Oh yeah, do check out Spoon Theory. It's a great metaphor.

http://www.butyoudontlooksick.com/the_spoon_theory/

Anonymous said...

Grief is such a weird rollercoaster. Take care of yourself first...kind of like they say on the airplane when the oxygen masks come down, you have to take that air in first before passing it on to the kiddos. I hope that made some sense.
Just remembering times similar to those when I felt I was wading in jello thigh-high. Crappy times. Hope you feel better soon.

Sandi said...

Even when John was alive and healthy, we often counted the minutes until the kids went to bed. That's part of being a parent to toddlers.

As for the rest--I hear you. I've been there and I'm sure I'll be there again. The only thing that keeps me from being there now is working off of guilt that the summer was ruined for the kids last year and I'm working triple time to make up for it.

Kerrie said...

Sole parents doing it really hard, sole parents in grief do it so much harder. Parenting toddlers is really hard work and the energy levels needed are often far greater than what you have in reserve at times. Just getting by and treading water is okay...I'm glad you are able to read the signs and know why you are feeling this way. Perhaps it's your body & mind's way of making you slow down and taking some time to do it slowly.

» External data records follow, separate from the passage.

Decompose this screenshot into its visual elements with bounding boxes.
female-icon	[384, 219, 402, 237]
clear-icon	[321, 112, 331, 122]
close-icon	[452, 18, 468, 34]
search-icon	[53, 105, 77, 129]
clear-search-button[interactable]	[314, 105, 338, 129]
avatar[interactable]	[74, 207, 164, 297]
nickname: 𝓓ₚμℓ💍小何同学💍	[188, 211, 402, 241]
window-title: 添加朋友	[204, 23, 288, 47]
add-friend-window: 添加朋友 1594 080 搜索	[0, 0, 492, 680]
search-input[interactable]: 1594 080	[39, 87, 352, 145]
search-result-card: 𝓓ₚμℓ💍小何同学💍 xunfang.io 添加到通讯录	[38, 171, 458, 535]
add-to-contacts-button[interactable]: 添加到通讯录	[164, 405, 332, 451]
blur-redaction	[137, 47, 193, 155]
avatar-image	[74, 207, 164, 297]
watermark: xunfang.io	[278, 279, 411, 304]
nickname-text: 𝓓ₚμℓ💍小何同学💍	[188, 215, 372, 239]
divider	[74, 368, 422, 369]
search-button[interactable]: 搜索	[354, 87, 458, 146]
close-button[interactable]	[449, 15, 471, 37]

Please don't berate yourself for counting the minutes until Maddie & Riley are in bed...so many parents do that...I still do it and my children are 14 and 12 and very capable of doing so much for themselves (the parenting input is just as draining but in a different way at this age).

I was a sole parent for 12 years, it was my choice to continue with my pregnancy knowing that my daughter's father was refusing to be part of our lives. I was having a coffee with a friend one afternoon when she commented that I was the most "together" sole parent that she knew. I laughed out loud and remarked that I often felt like a swan...calm and serene and gliding along on the surface but underneath my legs were paddling like fury to keep me afloat. Your post tonight reminded me of this conversation as do you in many ways...I can almost guarantee that on the surface it looks like you have it all under control, but underneath, well, sometimes that's quite different.

Take care, give yourself over to the less than stellar moments...can you take a day off work occasionally to either spend at home with the children or just by yourself..??

I'm so pleased you have a friend at work...bravo, bravo...enjoy..!!!

moo said...

Hang in there and take your own time. It is what it is and it will come back around. Hugs

django's mommy said...

Again, thank you for putting my feelings into words. That's exactly it- I am just getting by this week. Hopefully we will both snap out of this soon. xoxoxo

Shonda Little said...

I just found your blog, so I am going to leave something I'm sure you've gotten a million times.
I'm so sorry to hear of your loss.
I have two young kids and my husband is the iconic equivalent to Elvis in their worlds. I can only imagine how much you wish you had him to vent to and how much they could know him.
From a stranger on the web, you have my total awe and admiration in your simple ability to continue to blog at all.
Keep it up. And if you are having a bad day or bad week or bad month, poor it on your internet friends.